Fabio Motta/Estadão
Fabio Motta/Estadão

Operários param obras e ameaçam prazos do Maracanã

Sindicato quer aumento de 15% no salário, além de benefícios

TIAGO ROGERO, Agência Estado

18 de fevereiro de 2013 | 13h45

RIO - As obras da reforma do Maracanã, que estão com prazo limitado para a disputa da Copa das Confederações, em junho, foram paralisadas nesta segunda-feira.
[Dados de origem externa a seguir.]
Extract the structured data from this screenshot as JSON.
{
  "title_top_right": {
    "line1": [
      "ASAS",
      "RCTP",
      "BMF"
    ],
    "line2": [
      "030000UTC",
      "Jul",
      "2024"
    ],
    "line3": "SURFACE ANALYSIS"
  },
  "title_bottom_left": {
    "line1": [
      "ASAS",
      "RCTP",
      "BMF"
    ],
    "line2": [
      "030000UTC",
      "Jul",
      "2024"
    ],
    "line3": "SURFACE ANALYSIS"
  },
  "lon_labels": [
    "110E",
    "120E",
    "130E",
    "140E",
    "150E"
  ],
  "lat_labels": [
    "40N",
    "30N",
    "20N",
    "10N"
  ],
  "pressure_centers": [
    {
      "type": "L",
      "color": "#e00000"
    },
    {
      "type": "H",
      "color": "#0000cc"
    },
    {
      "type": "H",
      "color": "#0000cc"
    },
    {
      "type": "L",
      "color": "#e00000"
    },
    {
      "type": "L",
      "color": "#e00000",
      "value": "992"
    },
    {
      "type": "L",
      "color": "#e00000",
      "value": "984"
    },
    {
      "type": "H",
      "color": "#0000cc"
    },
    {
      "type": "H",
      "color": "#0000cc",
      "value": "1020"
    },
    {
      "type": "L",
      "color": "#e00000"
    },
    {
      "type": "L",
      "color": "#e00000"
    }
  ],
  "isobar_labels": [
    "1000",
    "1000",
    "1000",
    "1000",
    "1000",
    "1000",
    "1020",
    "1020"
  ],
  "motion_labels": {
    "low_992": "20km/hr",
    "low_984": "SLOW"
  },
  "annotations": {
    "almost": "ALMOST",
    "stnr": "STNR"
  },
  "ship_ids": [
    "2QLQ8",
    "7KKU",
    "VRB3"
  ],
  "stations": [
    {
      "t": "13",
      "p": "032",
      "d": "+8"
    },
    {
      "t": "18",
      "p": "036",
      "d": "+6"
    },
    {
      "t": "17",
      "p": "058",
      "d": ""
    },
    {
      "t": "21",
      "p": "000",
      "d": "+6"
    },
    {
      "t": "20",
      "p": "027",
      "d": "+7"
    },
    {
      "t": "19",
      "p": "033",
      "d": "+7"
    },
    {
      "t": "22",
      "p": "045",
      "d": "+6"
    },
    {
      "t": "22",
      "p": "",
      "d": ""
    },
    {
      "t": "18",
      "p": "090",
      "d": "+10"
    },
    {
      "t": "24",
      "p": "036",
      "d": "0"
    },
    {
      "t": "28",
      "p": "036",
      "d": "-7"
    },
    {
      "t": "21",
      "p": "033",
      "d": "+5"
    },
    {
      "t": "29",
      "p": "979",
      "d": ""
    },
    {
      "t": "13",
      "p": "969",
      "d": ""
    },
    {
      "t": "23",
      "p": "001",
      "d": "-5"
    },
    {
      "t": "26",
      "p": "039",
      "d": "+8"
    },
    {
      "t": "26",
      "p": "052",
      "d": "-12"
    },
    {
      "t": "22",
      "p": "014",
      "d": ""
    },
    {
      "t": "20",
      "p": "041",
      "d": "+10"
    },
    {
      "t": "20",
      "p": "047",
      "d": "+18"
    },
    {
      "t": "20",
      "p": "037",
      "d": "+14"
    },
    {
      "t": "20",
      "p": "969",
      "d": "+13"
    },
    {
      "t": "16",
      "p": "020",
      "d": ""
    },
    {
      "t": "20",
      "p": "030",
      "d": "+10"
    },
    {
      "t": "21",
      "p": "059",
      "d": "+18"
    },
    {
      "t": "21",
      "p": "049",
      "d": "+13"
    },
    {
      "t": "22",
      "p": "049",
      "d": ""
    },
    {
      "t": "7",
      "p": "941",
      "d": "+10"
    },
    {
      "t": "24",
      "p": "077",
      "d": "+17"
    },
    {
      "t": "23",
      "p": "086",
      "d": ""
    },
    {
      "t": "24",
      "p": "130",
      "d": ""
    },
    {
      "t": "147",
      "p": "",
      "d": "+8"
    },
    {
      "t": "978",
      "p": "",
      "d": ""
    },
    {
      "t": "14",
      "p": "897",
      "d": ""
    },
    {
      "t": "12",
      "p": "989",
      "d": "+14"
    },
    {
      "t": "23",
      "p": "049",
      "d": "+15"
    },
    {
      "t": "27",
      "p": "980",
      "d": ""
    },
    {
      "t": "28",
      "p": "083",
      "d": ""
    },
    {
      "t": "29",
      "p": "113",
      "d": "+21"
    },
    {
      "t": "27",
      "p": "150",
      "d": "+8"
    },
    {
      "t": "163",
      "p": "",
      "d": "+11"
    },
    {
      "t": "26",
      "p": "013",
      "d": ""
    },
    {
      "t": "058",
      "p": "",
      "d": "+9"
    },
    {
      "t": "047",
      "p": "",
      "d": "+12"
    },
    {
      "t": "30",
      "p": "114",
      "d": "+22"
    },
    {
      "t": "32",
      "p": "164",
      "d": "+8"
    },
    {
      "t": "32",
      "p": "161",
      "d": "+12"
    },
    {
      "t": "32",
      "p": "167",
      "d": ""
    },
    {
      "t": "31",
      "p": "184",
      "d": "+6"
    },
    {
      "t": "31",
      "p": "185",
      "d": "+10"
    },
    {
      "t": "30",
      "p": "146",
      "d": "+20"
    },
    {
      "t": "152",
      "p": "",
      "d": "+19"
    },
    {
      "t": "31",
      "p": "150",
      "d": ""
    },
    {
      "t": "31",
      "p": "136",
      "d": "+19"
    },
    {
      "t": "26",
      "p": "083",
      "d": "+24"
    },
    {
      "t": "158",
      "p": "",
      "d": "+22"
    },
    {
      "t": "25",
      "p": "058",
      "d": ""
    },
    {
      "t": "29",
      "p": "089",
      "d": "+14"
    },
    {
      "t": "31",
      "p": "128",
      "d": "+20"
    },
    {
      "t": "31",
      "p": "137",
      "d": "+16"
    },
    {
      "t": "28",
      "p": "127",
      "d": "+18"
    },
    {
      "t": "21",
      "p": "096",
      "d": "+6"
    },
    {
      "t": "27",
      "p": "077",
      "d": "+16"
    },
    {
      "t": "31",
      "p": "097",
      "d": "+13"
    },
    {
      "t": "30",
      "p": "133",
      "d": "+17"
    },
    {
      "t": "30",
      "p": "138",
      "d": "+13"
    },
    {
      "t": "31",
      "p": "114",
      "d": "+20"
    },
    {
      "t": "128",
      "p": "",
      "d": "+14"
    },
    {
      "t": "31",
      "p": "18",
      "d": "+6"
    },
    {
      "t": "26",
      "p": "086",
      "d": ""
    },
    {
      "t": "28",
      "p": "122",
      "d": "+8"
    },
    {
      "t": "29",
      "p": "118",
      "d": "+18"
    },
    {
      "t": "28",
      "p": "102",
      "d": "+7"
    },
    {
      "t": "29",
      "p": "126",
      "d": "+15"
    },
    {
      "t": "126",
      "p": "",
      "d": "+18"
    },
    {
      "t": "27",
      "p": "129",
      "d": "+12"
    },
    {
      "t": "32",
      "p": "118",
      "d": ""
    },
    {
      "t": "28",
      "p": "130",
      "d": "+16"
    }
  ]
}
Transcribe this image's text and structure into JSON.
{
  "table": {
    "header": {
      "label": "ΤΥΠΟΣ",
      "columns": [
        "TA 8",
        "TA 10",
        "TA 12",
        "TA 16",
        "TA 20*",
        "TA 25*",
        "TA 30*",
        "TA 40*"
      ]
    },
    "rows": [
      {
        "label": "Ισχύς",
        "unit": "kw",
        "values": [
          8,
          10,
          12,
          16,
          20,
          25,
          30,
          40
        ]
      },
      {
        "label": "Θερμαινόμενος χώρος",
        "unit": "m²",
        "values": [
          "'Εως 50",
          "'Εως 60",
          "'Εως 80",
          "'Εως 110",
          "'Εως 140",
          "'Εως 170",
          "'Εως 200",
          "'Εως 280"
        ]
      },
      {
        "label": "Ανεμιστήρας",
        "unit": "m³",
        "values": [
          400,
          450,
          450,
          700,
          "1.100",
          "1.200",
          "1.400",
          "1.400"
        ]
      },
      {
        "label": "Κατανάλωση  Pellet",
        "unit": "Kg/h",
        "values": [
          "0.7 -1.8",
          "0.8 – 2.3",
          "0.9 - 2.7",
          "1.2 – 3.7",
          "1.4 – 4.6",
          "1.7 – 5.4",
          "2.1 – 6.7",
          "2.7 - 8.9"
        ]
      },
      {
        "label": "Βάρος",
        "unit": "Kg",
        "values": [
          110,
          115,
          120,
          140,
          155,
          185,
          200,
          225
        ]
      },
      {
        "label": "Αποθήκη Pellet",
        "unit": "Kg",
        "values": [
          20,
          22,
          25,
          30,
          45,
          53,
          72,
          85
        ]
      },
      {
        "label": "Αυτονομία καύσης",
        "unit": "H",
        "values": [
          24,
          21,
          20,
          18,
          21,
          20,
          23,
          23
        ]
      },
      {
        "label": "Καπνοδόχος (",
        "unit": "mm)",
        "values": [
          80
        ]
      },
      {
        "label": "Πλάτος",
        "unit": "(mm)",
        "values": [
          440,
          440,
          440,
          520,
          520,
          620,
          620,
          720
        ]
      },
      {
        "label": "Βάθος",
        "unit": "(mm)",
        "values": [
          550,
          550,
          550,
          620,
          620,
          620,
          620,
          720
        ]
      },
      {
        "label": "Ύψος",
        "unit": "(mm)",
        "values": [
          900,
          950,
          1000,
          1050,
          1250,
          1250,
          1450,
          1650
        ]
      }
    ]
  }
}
Os operários interromperam o trabalho para pressionar o consórcio responsável pelas obras em busca de um aumento de 15% no salário, além de benefícios. O consórcio teria oferecido 8%.

A paralisação foi confirmada pelo secretário estadual da Casa Civil do Rio de Janeiro, Régis Fichtner. "Houve uma certa parada hoje mas eles vão recomeçar amanhã. Temos convicção disso e o bom senso vai imperar", garantiu o responsável pela secretaria responsável pela concessão e reforma do Maracanã.

O retorno ao trabalho nesta terça ainda não foi confirmado pelo Sindicato dos Trabalhadores da Construção Pesada Intermunicipal do Rio de Janeiro (Sintraicp), que congrega os operários envolvidos na obra do Maracanã. Sindicato e consórcio ainda estão em negociação.

A paralisação aumenta a preocupação sobre um eventual atraso na entrega do Maracanã para a Copa das Confederações, a ser disputada entre 15 e 30 de junho. O estádio receberá a final e mais dois outros jogos da competição que serve de prévia para a Copa do Mundo.

Desde o início da reforma, no segundo semestre de 2010, o Maracanã sofre com sucessivos atrasos no cronograma. Àquela época, prometia-se a reformulada arena para dezembro de 2012, prazo inicial estipulado pela Fifa.

No entanto, mudanças e adaptações no projeto levaram à alteração da entrega, definida por último para abril. O primeiro evento-teste está marcado para o dia 24 do mesmo mês. O segundo será em 8 de maio. A Fifa vai assumir a gestão do estádio em 24 de maio.